Millions of Oklahoma government files were exposed by a wide-open server. Patients with AIDS and FBI information (1986-2016) were available to anyone for about a week. The server was listed with a site that shows vulnerable servers and open devices connected to the net.

The FBI said not to worry, it was only 3 terabytes of data.
I'm kidding - they said nothing.




A baby was found dead in a Phoenix Amazon distribution center.
They really need to go easier on their packages.




Del Rio, Texas, got hit with ransomware attack, taking them offline and back to the ancient times of pen and pad (without the little i in front of it). No word on whether they got everything back together. All it takes to get back up is a good backup and a competent IT staff. I'll guess they weren't doing backups because 'they're not important' and 'we don't have the budget'.



Dear lefty:
  • My cousin wanna know if youz coming downa shoor onna weekend.
  • Horseradish.



A Microsoft partner portal exposed every support request filed worldwide. How do you measure something so large? Must be half the internet.



  • Two people were killed at an Alabama IHOP the other week. Apparently Waffle House was closed.








Friday, February 1, 2019

Doggie Diary

Hi, diary, it's Penny.

After running away from bad people, I went to live with other English cockers in a southern state. Six months later, I got on this thing called a plane, which absolutely sucked (no treats) and went to my new home.

Day 1
The people are nice. I like my new house and yard.
It's cold here. Very cold.

Day 2
I really like my new mommy and daddy. They give me treats and rub my belly. I sleep in their bed. Sometimes I let them lay on their pillows with me.

My yard isn't as big as down south, but it's big enough.
There are many birds in my airspace and squirrels to chase.
There are many people walking by my house to bark at. Repeatedly and loudly.
But it's gray. Always. And still cold.

Day 3
Mommy gave me this thing called whipped cream, which I ate from her cup. I love her.
It rained today.  I remember sun.

Day 4
Dad has a temper, but he rubs my belly a lot. I curl up on his lap and he calls me his spaniel seatbelt.
There's some white, cold stuff coming from the sky.
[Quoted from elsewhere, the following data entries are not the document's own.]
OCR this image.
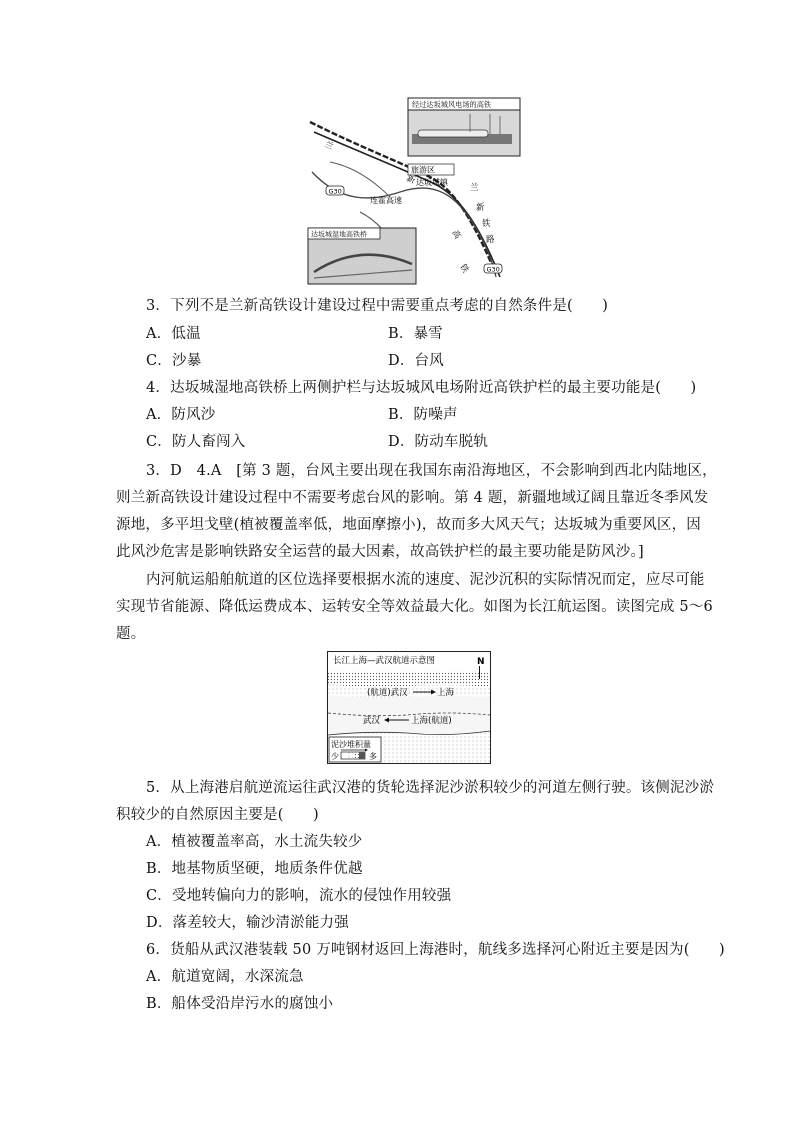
经过达坂城风电场的高铁
达坂城湿地高铁桥
旅游区
达坂城镇
连霍高速
G30
G30
兰
新
铁
路
兰
新
高
铁
3．下列不是兰新高铁设计建设过程中需要重点考虑的自然条件是(　　)
A．低温	B．暴雪
C．沙暴	D．台风
4．达坂城湿地高铁桥上两侧护栏与达坂城风电场附近高铁护栏的最主要功能是(　　)
A．防风沙	B．防噪声
C．防人畜闯入	D．防动车脱轨
3．D　4.A　[第 3 题，台风主要出现在我国东南沿海地区，不会影响到西北内陆地区，
则兰新高铁设计建设过程中不需要考虑台风的影响。第 4 题，新疆地域辽阔且靠近冬季风发
源地，多平坦戈壁(植被覆盖率低，地面摩擦小)，故而多大风天气；达坂城为重要风区，因
此风沙危害是影响铁路安全运营的最大因素，故高铁护栏的最主要功能是防风沙。]
内河航运船舶航道的区位选择要根据水流的速度、泥沙沉积的实际情况而定，应尽可能
实现节省能源、降低运费成本、运转安全等效益最大化。如图为长江航运图。读图完成 5～6
题。
长江上海—武汉航道示意图	N
(航道)武汉	上海
武汉	上海(航道)
泥沙堆积量
少	多
5．从上海港启航逆流运往武汉港的货轮选择泥沙淤积较少的河道左侧行驶。该侧泥沙淤
积较少的自然原因主要是(　　)
A．植被覆盖率高，水土流失较少
B．地基物质坚硬，地质条件优越
C．受地转偏向力的影响，流水的侵蚀作用较强
D．落差较大，输沙清淤能力强
6．货船从武汉港装载 50 万吨钢材返回上海港时，航线多选择河心附近主要是因为(　　)
A．航道宽阔，水深流急
B．船体受沿岸污水的腐蚀小
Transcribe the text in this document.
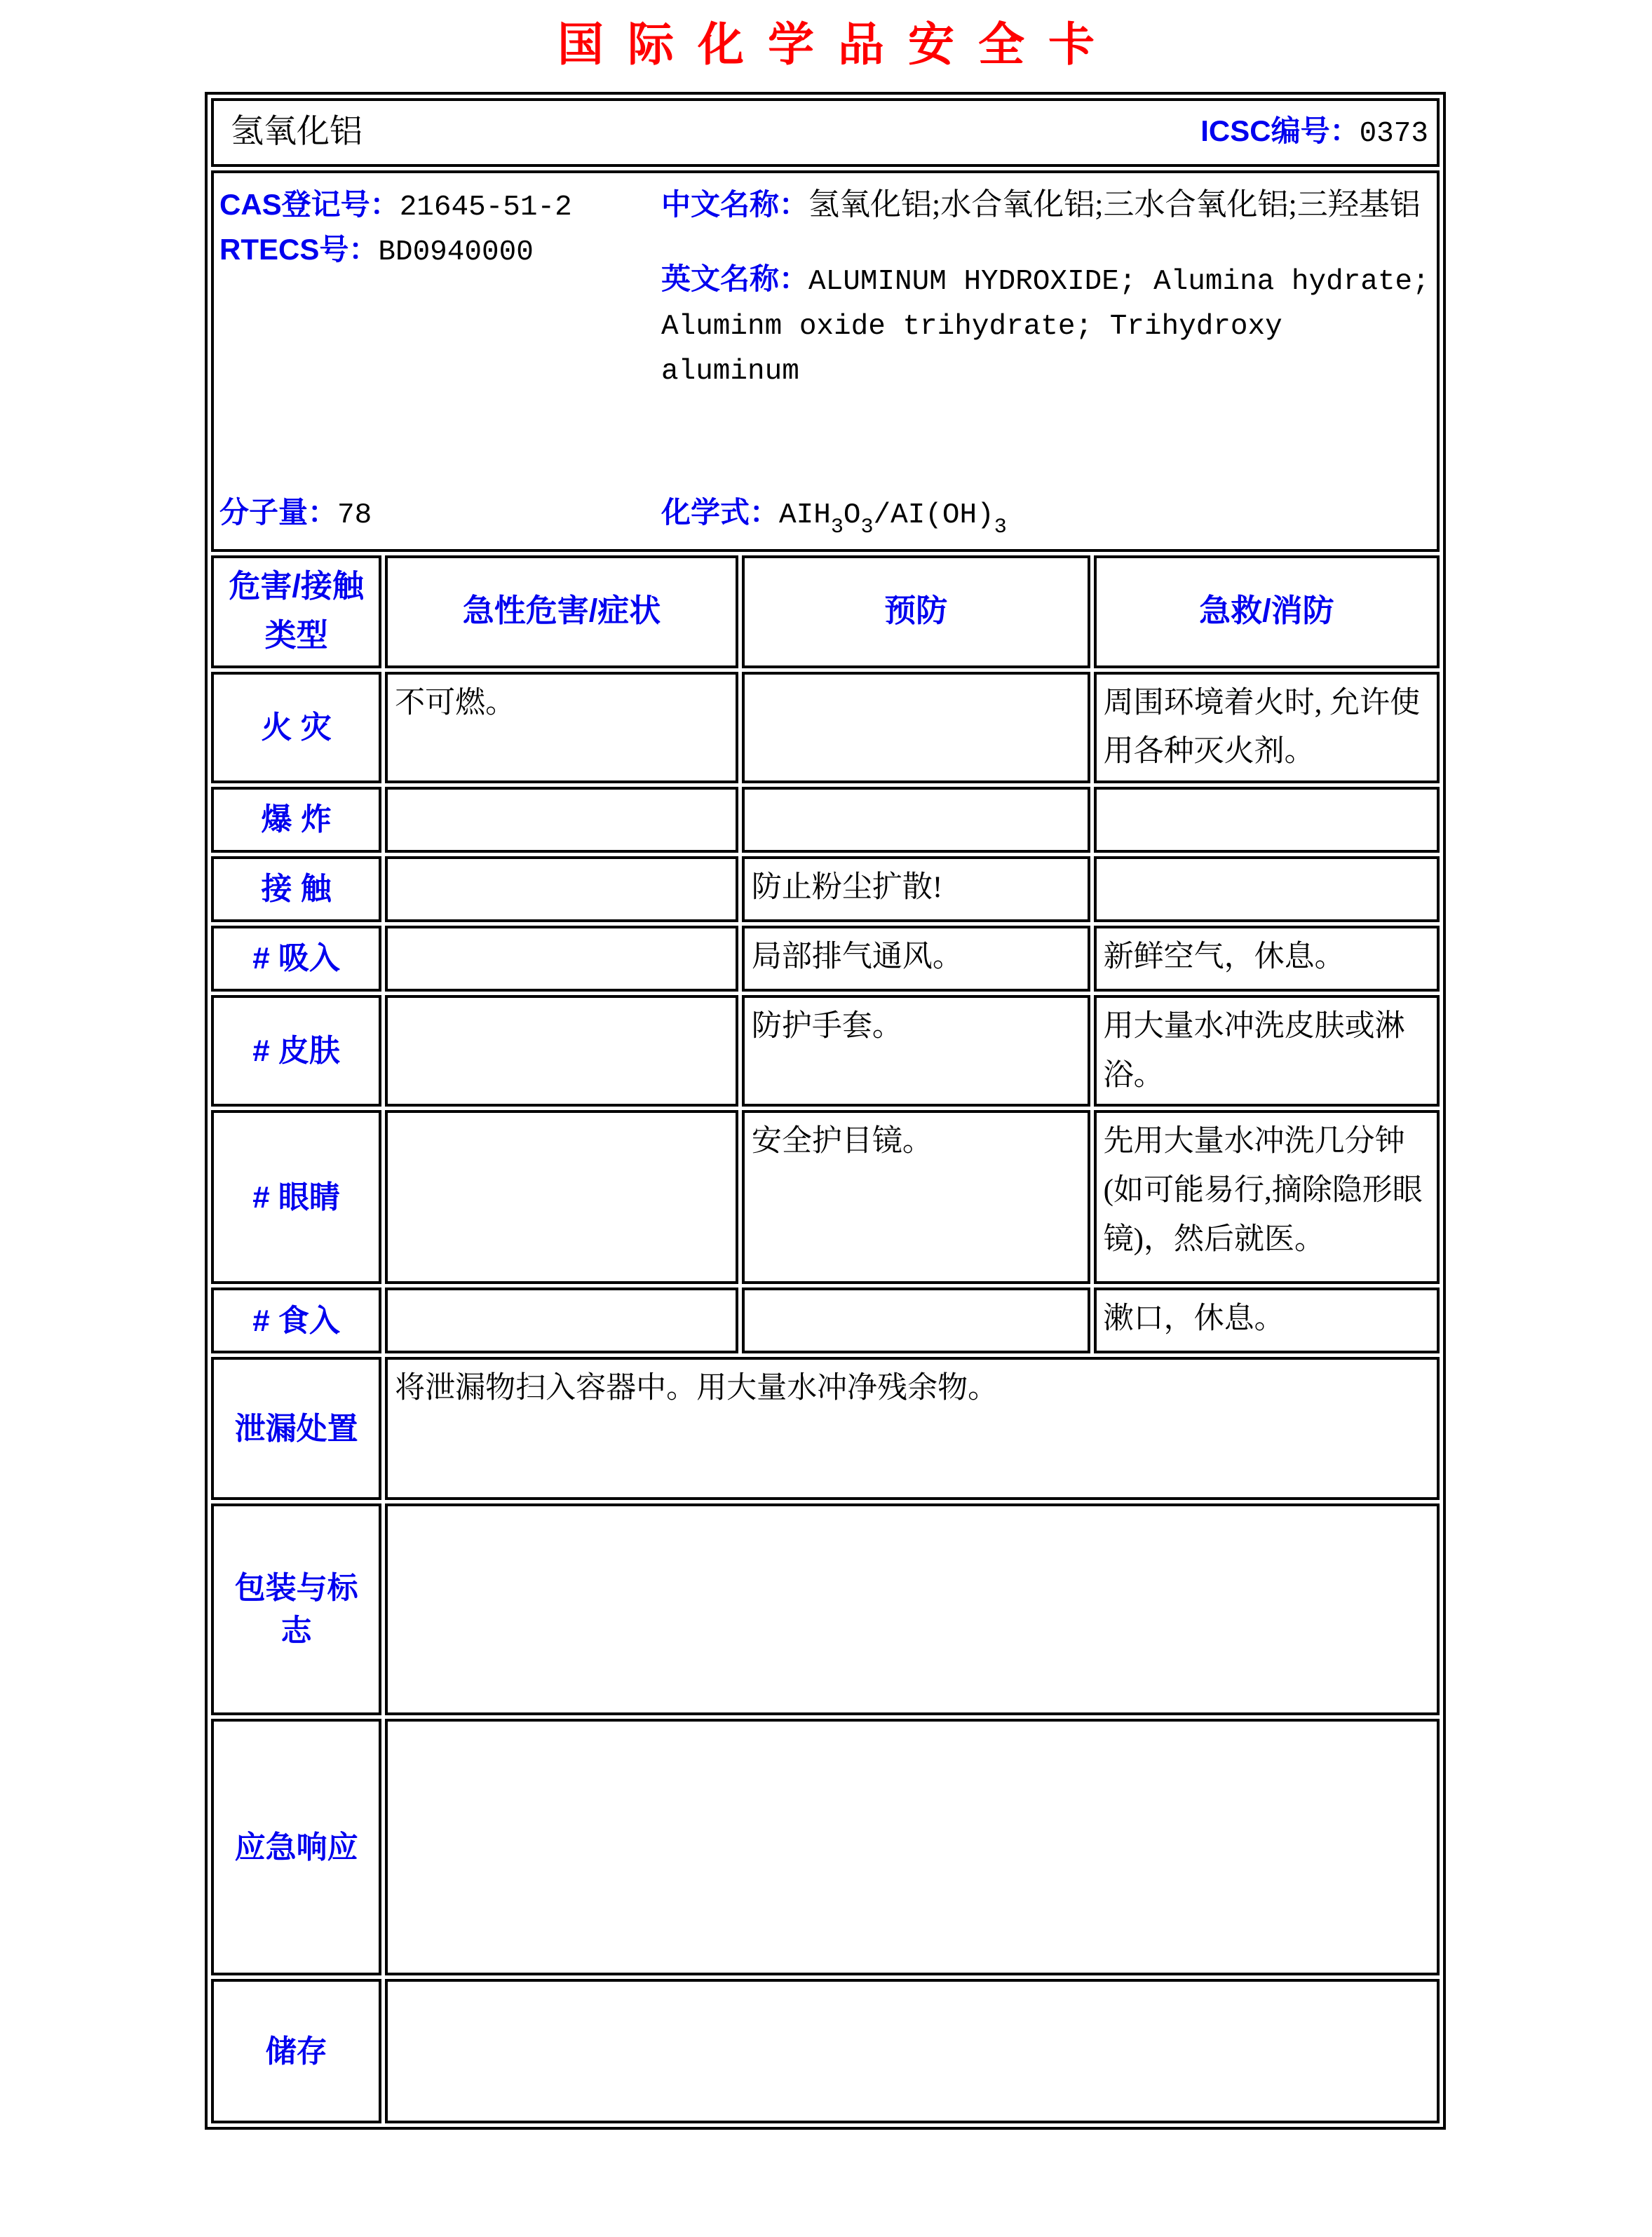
国际化学品安全卡
氢氧化铝 ICSC编号：0373			

CAS登记号：21645-51-2

RTECS号：BD0940000

分子量：78

中文名称：氢氧化铝;水合氧化铝;三水合氧化铝;三羟基铝

英文名称：ALUMINUM HYDROXIDE; Alumina hydrate; Aluminm oxide trihydrate; Trihydroxy aluminum

化学式：$AIH_3O_3/AI(OH)_3$

危害/接触类型	急性危害/症状	预防	急救/消防
火 灾	不可燃。		周围环境着火时, 允许使用各种灭火剂。
爆 炸			
接 触		防止粉尘扩散!	
# 吸入		局部排气通风。	新鲜空气，休息。
# 皮肤		防护手套。	用大量水冲洗皮肤或淋浴。
# 眼睛		安全护目镜。	先用大量水冲洗几分钟(如可能易行,摘除隐形眼镜)，然后就医。
# 食入			漱口，休息。
泄漏处置	将泄漏物扫入容器中。用大量水冲净残余物。		
包装与标志			
应急响应			
储存			
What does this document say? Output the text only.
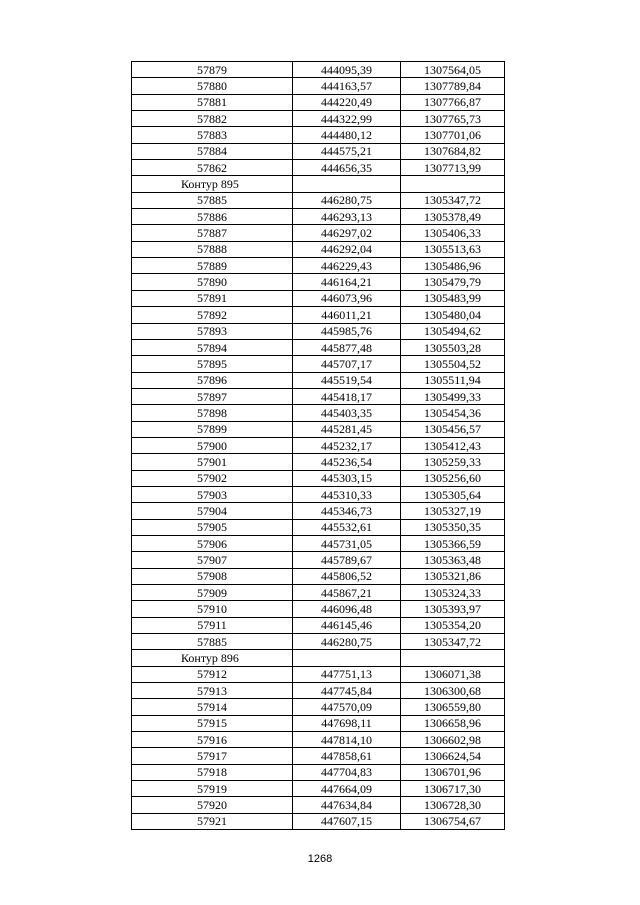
57879	444095,39	1307564,05
57880	444163,57	1307789,84
57881	444220,49	1307766,87
57882	444322,99	1307765,73
57883	444480,12	1307701,06
57884	444575,21	1307684,82
57862	444656,35	1307713,99
Контур 895		
57885	446280,75	1305347,72
57886	446293,13	1305378,49
57887	446297,02	1305406,33
57888	446292,04	1305513,63
57889	446229,43	1305486,96
57890	446164,21	1305479,79
57891	446073,96	1305483,99
57892	446011,21	1305480,04
57893	445985,76	1305494,62
57894	445877,48	1305503,28
57895	445707,17	1305504,52
57896	445519,54	1305511,94
57897	445418,17	1305499,33
57898	445403,35	1305454,36
57899	445281,45	1305456,57
57900	445232,17	1305412,43
57901	445236,54	1305259,33
57902	445303,15	1305256,60
57903	445310,33	1305305,64
57904	445346,73	1305327,19
57905	445532,61	1305350,35
57906	445731,05	1305366,59
57907	445789,67	1305363,48
57908	445806,52	1305321,86
57909	445867,21	1305324,33
57910	446096,48	1305393,97
57911	446145,46	1305354,20
57885	446280,75	1305347,72
Контур 896		
57912	447751,13	1306071,38
57913	447745,84	1306300,68
57914	447570,09	1306559,80
57915	447698,11	1306658,96
57916	447814,10	1306602,98
57917	447858,61	1306624,54
57918	447704,83	1306701,96
57919	447664,09	1306717,30
57920	447634,84	1306728,30
57921	447607,15	1306754,67
1268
I've never seen it before. It's disgusting. And the sky is still gray.

Day 5
It was sunny!!! Yay!!! From 7:45 to 7:46.
I got chicken for breakfast. It was good. I want more.
It's cold and gray, but at least it's not snowing.



I love my parents, but somebody please get me out of here!
I can take them down south, where it's nice.
Dad's right when he says it's not a climate - it's a plague.